The North shall rise again

After a chaotic week I was looking forward to seeing my first Cubs game in several days today. I spent the morning fighting back some kudzu in my backyard. I've always thought kudzu was kind of cool, with the way it devours cars, houses, and anything else not quick enough to get out of its way. When I bought this house a few months ago, I thought of the kudzu surrounding my yard as a kind of a Atlanta version of the Wrigley ivy. Sometime between then and now it occurred to me that I am engaged in a life-and-death struggle with a vine as dangerous as a drunken Sox fan.

Anyway, just when I was settling in to watch the game, a platoon of ants decided to make an incursion of their own. By the time I had wiped them out, I had missed the White Sox two-run first and had nothing but an enjoyable Cubs romp in front of me.
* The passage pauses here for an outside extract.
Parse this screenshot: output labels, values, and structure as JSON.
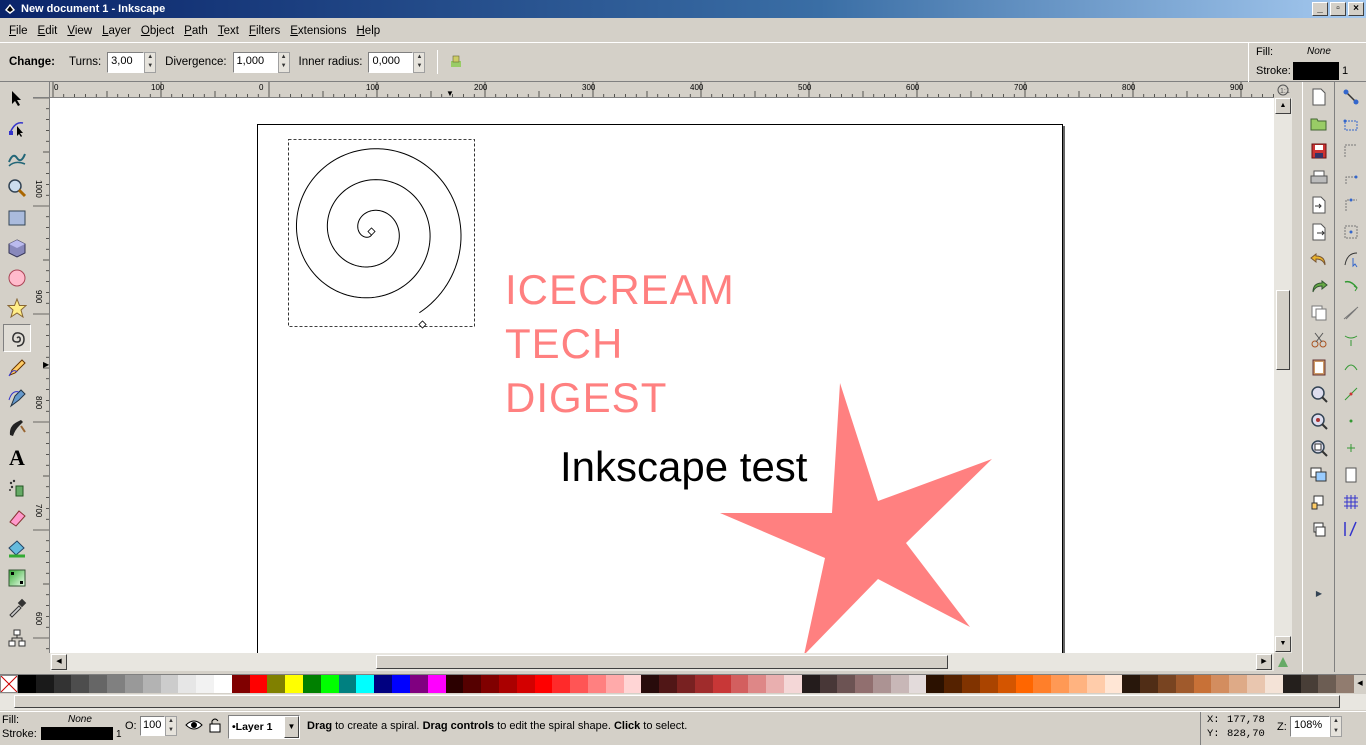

After allowing the two runs in the first, Big Z held the Sox scoreless and then turned it over to Beltran and Hawkins to nail it down. The only downside was the fact that both Aramis and Z left the game, the former with a groin pull and the latter with cramps in his right forearm. Hopefully neither injury is serious.

Jamie Moyer can do us a favor about thirty years after last pitching in a Cub uniform if he can beat the Cardinals tonight and cut their lead to two. Personally, I will be watching to see what acrobatics Jim Edmonds pulls out of his hat. After seeing DereK Jeter make a catch, take six steps, and jump into the stands to the acclaim of everyone everywhere, Edmonds has got to be seething with jealousy. He's got to come up big tonight if he wants to get back in front in the "Pointless Theatrics" ESPY race. My prediction: he waits for a routine fly to center, runs ten steps in, stops, runs ten steps back, swings out with a closed glove to bat the ball in the air toward the fence, then throws himself over the fence after the ball. We'll see.

Edited to add: I just read The Big Red C's game diary for today's game, and realized that Carlos threw 116 pitches through six innings. He then came to bat with men at the corners and one out in the bottom half of the inning. Now you've got a pitcher who has thrown 116 pitches and whose arm was bothering him enough that the trainer came out for a look the previous inning. You have a chance to score a run with a sac fly or open the door to a rout with a hit. What possible reason could there be for trying to stretch the pitcher out another inning? On the upside, you could save one inning of work from your pen. On the downside, you are taking a risk with one of the league's best starting pitchers and throwing away a chance to blow the game open. I just don't get it.